30 mayo 2010 Festivales, Noticias

Daniel Diges

Ayer, como cientos de miles de personas a lo largo y ancho del globo terráqueo, estuve siguiendo por La Primera la retransmisión de la final del Festival de Eurovisión. Dejando aparte el bochornoso espectáculo que un energúmeno llamado Jimmy Jump ofreció a Europa (dando flaca publicidad a nuestro país), debo decir que el festival me sorprendió gratamente.

Porque un puesto 15, pese a parecer un puesto decepcionante a priori, es para darnos con un canto en los dientes: ya supone una mejora de las posiciones obtenidas desde 2004 con Ramón (OT3), y aun sin contar con el voto casi seguro de Andorra que este año no participó. Y ojo al detalle: los representantes de España y Alemania fueron los que cantaron dos veces en el festival, aunque nuestra razón no fue una victoria, sino la intromisión del tal Jimmy Jump. Lena, la representante alemana, sí que tuvo una victoria que para mí no es para nada merecida.

Quiero decir, ciñéndonos a lo musical y dejando aparte carisma del artista y demás, había otras apuestas más vanguardistas que una cantante que parecía que lo hacía con desgana. Y ojo, que no hablo de Daniel Diges: aunque el representante español hizo gala de su profesionalidad al permanecer impasible ante el espontáneo (“Conté a los bailarines y había uno que sobraba“, declaró jocoso a RTVE en una pequeña pausa que hizo la emisión española), así como de sus tablas en los escenarios de los musicales que le han llevado de gira por los teatros de medio país, no llevaba una canción para ganar.

La propuesta de 2010 fue sin duda muy distinta a la de ediciones anteriores: todo un soplo de aire fresco en la lista de representantes que se volvía aún más casposa por momentos (ritmos latinos, música mediterránea y, sobre todo, flamenqueo sin personalidad personificado hace años en las Son de Sol o en las Ketchup), y eso se materializó en una mayor cantidad de votos (aparte de los habituales de Portugal). ¿Acaso nadie se acuerda del tipo de canción que fueron el Dime de Beth y sobre todo el Europe’s Living a Celebration de Rosa?

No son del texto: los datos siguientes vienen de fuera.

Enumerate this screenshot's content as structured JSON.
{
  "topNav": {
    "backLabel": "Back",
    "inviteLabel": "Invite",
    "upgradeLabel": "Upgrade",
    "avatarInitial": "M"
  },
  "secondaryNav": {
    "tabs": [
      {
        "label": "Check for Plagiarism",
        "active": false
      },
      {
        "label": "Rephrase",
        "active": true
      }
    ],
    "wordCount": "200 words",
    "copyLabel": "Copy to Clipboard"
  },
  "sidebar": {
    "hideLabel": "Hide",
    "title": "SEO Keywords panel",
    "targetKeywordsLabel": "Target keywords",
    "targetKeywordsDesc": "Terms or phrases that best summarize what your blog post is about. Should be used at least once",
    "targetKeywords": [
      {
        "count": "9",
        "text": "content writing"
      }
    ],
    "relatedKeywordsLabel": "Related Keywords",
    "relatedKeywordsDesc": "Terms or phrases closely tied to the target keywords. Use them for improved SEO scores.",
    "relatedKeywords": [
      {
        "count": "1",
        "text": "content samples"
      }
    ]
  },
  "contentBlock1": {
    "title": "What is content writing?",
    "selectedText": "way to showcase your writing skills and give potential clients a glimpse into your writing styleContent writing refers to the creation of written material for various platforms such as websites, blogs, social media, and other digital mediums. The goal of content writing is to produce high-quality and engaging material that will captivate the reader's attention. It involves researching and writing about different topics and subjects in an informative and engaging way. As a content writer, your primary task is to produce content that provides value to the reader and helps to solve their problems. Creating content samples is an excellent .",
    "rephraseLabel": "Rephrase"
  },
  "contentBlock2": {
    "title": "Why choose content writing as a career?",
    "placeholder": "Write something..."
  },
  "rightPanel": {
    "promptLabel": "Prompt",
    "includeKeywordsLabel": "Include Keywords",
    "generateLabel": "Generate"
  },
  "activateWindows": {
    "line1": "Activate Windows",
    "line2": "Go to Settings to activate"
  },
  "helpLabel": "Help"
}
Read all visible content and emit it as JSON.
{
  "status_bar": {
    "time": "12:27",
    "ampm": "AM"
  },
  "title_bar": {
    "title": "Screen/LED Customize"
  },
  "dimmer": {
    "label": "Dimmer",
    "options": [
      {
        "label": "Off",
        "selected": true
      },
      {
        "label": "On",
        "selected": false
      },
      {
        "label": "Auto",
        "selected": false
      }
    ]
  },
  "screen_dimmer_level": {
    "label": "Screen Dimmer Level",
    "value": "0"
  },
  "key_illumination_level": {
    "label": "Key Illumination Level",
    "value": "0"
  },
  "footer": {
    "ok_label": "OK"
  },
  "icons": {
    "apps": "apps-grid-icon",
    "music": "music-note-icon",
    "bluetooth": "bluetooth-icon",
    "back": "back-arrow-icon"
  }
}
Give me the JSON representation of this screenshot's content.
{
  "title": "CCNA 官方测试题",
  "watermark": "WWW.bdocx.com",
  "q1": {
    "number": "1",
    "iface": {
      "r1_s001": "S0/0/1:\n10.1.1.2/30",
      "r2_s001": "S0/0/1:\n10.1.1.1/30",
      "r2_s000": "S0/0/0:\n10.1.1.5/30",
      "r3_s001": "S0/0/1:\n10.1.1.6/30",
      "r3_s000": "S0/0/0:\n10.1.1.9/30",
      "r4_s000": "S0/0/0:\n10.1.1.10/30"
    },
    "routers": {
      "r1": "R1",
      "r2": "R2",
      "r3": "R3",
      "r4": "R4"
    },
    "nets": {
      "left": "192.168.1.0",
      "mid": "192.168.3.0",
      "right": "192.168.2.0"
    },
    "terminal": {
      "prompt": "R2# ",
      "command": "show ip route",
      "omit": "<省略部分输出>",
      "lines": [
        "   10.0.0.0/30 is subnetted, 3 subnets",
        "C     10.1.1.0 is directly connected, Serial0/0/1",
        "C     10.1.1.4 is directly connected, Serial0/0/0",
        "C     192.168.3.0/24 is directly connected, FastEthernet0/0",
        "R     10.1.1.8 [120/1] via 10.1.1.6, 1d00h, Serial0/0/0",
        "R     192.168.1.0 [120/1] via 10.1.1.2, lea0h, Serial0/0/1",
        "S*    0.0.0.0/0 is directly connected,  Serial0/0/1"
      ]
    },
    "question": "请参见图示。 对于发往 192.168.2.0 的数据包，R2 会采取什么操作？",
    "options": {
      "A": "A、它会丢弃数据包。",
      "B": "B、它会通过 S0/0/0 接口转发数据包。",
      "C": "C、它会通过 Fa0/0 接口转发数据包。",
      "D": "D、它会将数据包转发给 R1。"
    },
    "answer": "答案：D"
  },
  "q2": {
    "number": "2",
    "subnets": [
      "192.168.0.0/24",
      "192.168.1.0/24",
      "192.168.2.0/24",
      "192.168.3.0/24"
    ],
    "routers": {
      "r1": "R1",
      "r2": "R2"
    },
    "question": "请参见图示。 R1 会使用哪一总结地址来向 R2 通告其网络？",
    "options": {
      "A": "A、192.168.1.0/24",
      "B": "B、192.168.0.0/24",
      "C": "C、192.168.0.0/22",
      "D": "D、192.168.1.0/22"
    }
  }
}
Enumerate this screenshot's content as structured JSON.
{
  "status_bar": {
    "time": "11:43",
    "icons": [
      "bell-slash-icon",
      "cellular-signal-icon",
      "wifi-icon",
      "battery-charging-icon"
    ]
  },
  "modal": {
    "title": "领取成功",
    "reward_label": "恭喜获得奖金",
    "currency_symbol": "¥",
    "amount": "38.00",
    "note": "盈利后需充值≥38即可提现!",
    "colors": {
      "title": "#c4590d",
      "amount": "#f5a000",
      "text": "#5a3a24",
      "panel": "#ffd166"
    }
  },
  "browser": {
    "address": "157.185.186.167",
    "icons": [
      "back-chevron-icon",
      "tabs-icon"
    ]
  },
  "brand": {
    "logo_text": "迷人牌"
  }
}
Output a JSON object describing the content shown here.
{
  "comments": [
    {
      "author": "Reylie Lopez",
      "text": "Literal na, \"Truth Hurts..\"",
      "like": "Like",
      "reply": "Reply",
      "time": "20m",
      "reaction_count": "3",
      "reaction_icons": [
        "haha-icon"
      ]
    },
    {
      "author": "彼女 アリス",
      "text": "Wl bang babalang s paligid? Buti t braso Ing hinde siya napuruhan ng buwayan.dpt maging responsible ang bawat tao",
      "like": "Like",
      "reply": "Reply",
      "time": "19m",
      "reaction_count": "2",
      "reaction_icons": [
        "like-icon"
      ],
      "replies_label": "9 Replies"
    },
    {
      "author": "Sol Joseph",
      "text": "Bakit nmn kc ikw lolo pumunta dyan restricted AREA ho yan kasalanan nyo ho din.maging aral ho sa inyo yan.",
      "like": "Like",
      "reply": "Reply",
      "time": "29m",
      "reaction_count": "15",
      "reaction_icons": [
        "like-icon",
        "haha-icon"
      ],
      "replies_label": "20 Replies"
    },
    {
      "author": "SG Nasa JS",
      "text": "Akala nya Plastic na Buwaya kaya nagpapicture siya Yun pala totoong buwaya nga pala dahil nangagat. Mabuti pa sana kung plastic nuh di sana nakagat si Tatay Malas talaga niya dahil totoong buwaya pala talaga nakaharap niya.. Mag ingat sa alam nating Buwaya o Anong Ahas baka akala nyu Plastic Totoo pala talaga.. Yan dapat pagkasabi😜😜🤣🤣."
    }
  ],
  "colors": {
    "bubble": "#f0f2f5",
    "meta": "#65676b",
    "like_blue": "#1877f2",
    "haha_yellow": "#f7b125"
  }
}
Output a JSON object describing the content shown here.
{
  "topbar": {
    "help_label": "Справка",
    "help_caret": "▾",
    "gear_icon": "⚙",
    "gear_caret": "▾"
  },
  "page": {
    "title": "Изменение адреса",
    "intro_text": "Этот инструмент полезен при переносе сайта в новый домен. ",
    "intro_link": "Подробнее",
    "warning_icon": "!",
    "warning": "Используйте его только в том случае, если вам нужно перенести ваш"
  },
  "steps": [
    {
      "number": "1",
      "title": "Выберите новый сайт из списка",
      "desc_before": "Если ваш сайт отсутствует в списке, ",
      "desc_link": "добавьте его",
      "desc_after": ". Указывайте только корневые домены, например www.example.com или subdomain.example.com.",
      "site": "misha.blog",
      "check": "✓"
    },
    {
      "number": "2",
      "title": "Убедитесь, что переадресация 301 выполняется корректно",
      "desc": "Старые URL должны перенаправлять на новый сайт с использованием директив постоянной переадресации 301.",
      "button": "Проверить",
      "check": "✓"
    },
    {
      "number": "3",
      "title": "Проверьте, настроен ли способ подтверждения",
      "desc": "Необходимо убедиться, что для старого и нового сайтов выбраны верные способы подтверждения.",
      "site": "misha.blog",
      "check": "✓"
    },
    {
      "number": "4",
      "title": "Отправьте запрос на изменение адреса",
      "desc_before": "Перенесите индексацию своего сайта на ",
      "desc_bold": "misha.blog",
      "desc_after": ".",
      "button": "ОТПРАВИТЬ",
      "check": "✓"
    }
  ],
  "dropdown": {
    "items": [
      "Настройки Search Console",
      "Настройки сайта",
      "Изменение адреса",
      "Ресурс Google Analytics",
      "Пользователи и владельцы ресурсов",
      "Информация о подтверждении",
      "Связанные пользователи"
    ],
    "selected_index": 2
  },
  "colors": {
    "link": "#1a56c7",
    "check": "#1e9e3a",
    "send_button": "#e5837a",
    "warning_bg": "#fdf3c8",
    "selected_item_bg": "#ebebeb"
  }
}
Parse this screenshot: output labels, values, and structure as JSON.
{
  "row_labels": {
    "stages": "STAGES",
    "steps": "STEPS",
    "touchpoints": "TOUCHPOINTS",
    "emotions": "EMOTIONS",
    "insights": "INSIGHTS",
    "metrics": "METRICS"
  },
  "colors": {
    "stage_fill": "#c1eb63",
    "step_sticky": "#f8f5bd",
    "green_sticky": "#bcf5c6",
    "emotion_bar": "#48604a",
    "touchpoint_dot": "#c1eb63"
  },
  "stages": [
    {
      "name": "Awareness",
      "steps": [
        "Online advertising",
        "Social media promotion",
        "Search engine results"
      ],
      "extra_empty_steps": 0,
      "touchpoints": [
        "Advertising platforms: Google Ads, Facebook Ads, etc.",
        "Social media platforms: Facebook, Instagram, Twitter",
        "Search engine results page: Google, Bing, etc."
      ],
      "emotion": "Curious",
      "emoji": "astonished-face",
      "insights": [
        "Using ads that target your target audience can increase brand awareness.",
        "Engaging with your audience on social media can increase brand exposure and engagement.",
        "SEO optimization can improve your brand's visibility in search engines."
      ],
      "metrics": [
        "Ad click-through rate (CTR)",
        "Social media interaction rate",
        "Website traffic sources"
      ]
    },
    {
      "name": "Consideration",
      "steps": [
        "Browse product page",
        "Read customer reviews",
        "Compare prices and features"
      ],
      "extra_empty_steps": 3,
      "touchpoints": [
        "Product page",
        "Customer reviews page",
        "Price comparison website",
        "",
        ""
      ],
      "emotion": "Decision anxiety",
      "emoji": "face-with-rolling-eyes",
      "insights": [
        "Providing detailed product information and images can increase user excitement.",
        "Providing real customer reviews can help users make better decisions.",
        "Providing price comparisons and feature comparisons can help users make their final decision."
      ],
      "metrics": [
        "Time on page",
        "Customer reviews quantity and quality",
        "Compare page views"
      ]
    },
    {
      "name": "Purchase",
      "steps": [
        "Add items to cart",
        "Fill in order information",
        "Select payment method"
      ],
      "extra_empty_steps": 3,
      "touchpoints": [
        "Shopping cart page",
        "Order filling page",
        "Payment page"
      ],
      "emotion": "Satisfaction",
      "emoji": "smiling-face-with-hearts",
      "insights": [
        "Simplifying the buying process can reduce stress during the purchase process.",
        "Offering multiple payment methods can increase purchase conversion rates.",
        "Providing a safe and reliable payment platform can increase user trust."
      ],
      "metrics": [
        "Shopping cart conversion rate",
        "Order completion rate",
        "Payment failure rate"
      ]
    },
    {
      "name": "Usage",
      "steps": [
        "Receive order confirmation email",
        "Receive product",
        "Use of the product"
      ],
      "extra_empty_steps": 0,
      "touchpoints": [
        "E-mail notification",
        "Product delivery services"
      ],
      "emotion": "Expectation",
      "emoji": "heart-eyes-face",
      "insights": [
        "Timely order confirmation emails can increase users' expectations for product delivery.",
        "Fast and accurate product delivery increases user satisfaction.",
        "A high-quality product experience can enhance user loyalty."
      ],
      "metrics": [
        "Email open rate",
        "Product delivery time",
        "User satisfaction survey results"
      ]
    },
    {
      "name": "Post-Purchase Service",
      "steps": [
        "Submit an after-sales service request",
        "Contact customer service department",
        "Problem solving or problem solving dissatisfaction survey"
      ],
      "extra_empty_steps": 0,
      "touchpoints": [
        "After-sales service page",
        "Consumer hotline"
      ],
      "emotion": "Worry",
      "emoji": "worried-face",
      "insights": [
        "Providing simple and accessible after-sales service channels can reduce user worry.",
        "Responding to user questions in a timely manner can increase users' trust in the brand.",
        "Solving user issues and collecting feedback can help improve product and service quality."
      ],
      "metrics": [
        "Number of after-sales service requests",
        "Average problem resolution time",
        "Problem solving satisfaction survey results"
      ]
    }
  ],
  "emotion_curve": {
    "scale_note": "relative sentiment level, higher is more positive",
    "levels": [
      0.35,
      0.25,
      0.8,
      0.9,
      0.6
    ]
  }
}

En cuanto a los demás países, debo decir que siempre aposté por Islandia (a pesar de que tampoco fuera una canción distinta), Turquía y su genial combinación de rock y algo de electrónico (y, sin duda, muy novedoso, aunque de un género más bien minoritario, sobre todo por nuestros lares) y Rumanía. Me parecen inmerecidos los bajos puestos del Reino Unido y Bielorrusia (eso sí, al escuchar la canción de 3+2 me daba la impresión de que iba a subirme el azúcar por momentos). Y, por supuesto, desmesuradas las altas puntuaciones que obtuvieron los representantes griegos con su pegadizo Opa y los representantes franceses liderados por un tal Matador; ritmos latinos sin personalidad alguna (y mucho menos calidad musical). La canción israelí fue bonita, pero el gallo que soltó el intérprete al final hizo que bajara puestos en la tabla de manera exagerada).

¿Y vosotros, qué opináis? ¿Pensáis que debería haber sido otro el país que ganara?